In most kitchens, potatoes are a reliable and stocked staple that has repeatedly proven to compliment most any dish, soup, or casserole. However, if potatoes are not used in a sufficient timeframe, they can often turn green, indicating the possibility of a high level of what could potentially be a toxic compound.
If you find that your potatoes have turned green, you should not eat them unless you take specific precautions first. You will need to cut away all of the green areas, as those are the areas that contain solanine—a poisonous compound.
The chlorophyll contained in green potatoes in itself is not harmful. It may instead indicate that other transformations are going on within the potato itself—poisonous transformations. The most notable is the formation of solanine, which happens when the potato becomes exposed to light.

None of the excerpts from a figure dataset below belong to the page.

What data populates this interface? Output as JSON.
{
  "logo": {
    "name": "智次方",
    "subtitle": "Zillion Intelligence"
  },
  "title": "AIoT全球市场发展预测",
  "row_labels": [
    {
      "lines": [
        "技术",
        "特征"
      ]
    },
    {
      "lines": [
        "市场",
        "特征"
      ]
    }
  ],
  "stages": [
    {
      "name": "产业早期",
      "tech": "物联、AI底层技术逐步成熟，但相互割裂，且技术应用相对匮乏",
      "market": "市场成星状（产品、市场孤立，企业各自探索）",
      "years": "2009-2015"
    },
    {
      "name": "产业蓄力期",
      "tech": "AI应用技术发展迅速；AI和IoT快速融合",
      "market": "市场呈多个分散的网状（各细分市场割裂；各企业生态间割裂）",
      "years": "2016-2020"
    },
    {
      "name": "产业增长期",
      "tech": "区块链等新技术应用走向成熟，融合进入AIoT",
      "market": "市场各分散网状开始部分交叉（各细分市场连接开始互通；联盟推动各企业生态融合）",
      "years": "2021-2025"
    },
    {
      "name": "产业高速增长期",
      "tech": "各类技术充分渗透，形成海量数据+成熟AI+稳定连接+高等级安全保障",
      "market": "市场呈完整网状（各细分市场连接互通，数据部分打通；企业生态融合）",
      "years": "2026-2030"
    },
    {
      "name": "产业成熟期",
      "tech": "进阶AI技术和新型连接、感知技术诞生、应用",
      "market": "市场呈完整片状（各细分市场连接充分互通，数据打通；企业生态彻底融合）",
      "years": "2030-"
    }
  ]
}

Solanine is also seen to be present in the sprouts, roots, and leaves of potatoes. Solanine is a neurotoxin substance, and if ingested, can lead to headaches and nausea. The substance is naturally present in all potatoes, most commonly located in the upper one-eighth inch of the vegetable’s skin. It is both colorless and presents with a bitter taste.
If an individual were to ingest a large number of green potatoes, they would run the risk of suffering from solanine poisoning. It is vital to remember that when the levels of solanine are higher than 0.1% in any potato, the vegetable is not suitable for consumption, and anyone who eats it could become very ill.
Some of the symptoms of solanine poisoning can present as:
- Pain in both the stomach and abdomen
- Lowering of body temperature
- Slowing of pulse
- Slowing of breathing
If you believe that you, or someone you might know, has ingested green potatoes and has become a victim of solanine poisoning, you must seek immediate medical attention.